Running is a good resource in these moments. There’s something about running that makes me feel like I am doing something with my life. Like I am moving forward in some capacity.
For a while I was struggling to hear the voice inside of myself. I felt like it was drowned out by the world around me. Recently on a Saturday afternoon, I laid down in my bed, put on my noise canceling headphones, and closed my eyes. Alone in my own studio apartment, I needed a little solitude. I think I might be overstimulated.
So I was thinking, maybe if I lay in my bed for a little while. Or in the sun. Maybe if I let the warmth seep into my skin, and I give my brain a moment to empty itself. Maybe if I take breath deep enough to reach the depths of my lungs. If I give myself a break from everything.
Maybe then my brain will come up with an original thought.
What I’m looking for is a feeling pulling me in a direction. Any direction. Rather than indecision and going in circles. I would perhaps like to be overcome with some emotion — something that pushes a button in my brain that creates some sort of creative epiphany or realization.
Maybe if I stared up at the sky for a while and got lost in the never ending vastness.
Lately I’ve been asking myself “is this what I really want? Or is this what people are telling me I want?” And let me tell you, it’s becoming harder to discern. What if I knew what I really wanted? Then I could chase it!
At the moment, I think I would enjoy diving into a pool and sinking down below the surface for a minute. Holding my breath and letting the water fill my ears and surround me.
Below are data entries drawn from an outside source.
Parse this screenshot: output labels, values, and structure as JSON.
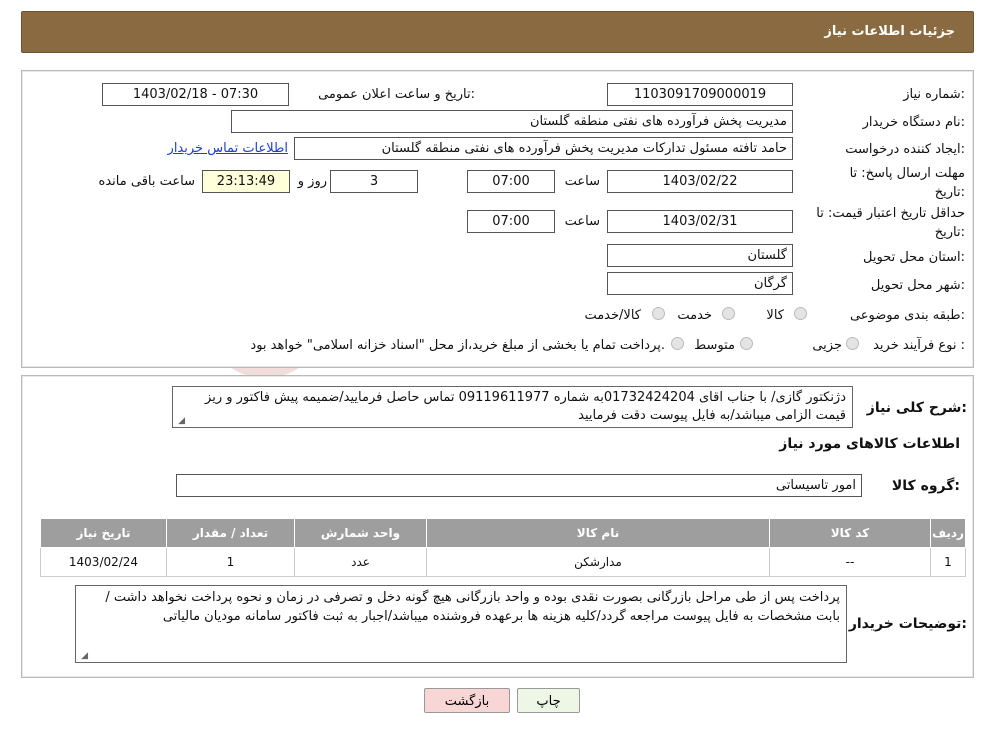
{
  "header": {
    "title": "جزئیات اطلاعات نیاز"
  },
  "form": {
    "need_number_label": "شماره نیاز:",
    "need_number": "1103091709000019",
    "announce_label": "تاریخ و ساعت اعلان عمومی:",
    "announce_value": "1403/02/18 - 07:30",
    "buyer_org_label": "نام دستگاه خریدار:",
    "buyer_org": "مدیریت پخش فرآورده های نفتی منطقه گلستان",
    "creator_label": "ایجاد کننده درخواست:",
    "creator": "حامد تافته مسئول تدارکات مدیریت پخش فرآورده های نفتی منطقه گلستان",
    "contact_link": "اطلاعات تماس خریدار",
    "deadline_label_1": "مهلت ارسال پاسخ: تا",
    "deadline_label_2": "تاریخ:",
    "deadline_date": "1403/02/22",
    "time_label": "ساعت",
    "deadline_time": "07:00",
    "days_value": "3",
    "days_label": "روز و",
    "remaining_time": "23:13:49",
    "remaining_label": "ساعت باقی مانده",
    "validity_label_1": "حداقل تاریخ اعتبار قیمت: تا",
    "validity_label_2": "تاریخ:",
    "validity_date": "1403/02/31",
    "validity_time_label": "ساعت",
    "validity_time": "07:00",
    "province_label": "استان محل تحویل:",
    "province": "گلستان",
    "city_label": "شهر محل تحویل:",
    "city": "گرگان",
    "category_label": "طبقه بندی موضوعی:",
    "category_options": [
      "کالا",
      "خدمت",
      "کالا/خدمت"
    ],
    "process_label": "نوع فرآیند خرید :",
    "process_options": [
      "جزیی",
      "متوسط"
    ],
    "process_note": "پرداخت تمام یا بخشی از مبلغ خرید،از محل \"اسناد خزانه اسلامی\" خواهد بود."
  },
  "description": {
    "label": "شرح کلی نیاز:",
    "text": "دژنکتور گازی/ با جناب اقای 01732424204به شماره 09119611977 تماس حاصل فرمایید/ضمیمه پیش فاکتور و ریز قیمت  الزامی میباشد/به فایل پیوست دقت فرمایید"
  },
  "goods": {
    "section_title": "اطلاعات کالاهای مورد نیاز",
    "group_label": "گروه کالا:",
    "group_value": "امور تاسیساتی",
    "columns": [
      "ردیف",
      "کد کالا",
      "نام کالا",
      "واحد شمارش",
      "تعداد / مقدار",
      "تاریخ نیاز"
    ],
    "rows": [
      [
        "1",
        "--",
        "مدارشکن",
        "عدد",
        "1",
        "1403/02/24"
      ]
    ]
  },
  "buyer_notes": {
    "label": "توضیحات خریدار:",
    "text": "پرداخت پس از طی مراحل بازرگانی بصورت نقدی بوده و واحد بازرگانی هیچ گونه دخل و تصرفی در زمان و نحوه پرداخت نخواهد داشت /بابت مشخصات به فایل پیوست مراجعه گردد/کلیه هزینه ها برعهده فروشنده میباشد/اجبار به ثبت فاکتور سامانه مودیان مالیاتی"
  },
  "buttons": {
    "print": "چاپ",
    "back": "بازگشت"
  },
  "colors": {
    "header": "#8a6a40",
    "link": "#1a3fd6",
    "back_button": "#f8d6d6",
    "print_button": "#eef7e6"
  }
}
No sound — a quiet expanse where my thoughts are allowed space. If I could quiet my mind… could I hear the small, but true voice deep inside myself?Instead of being bombarded with everything all at once.
Maybe I should take a long shower and focus on the feeling of water on my skin. Sometimes I wish I had a radio that would choose one song for me, like it used to in my car from 7 years ago.
So, I ask myself, “What do you want?” And I patiently wait for a reply.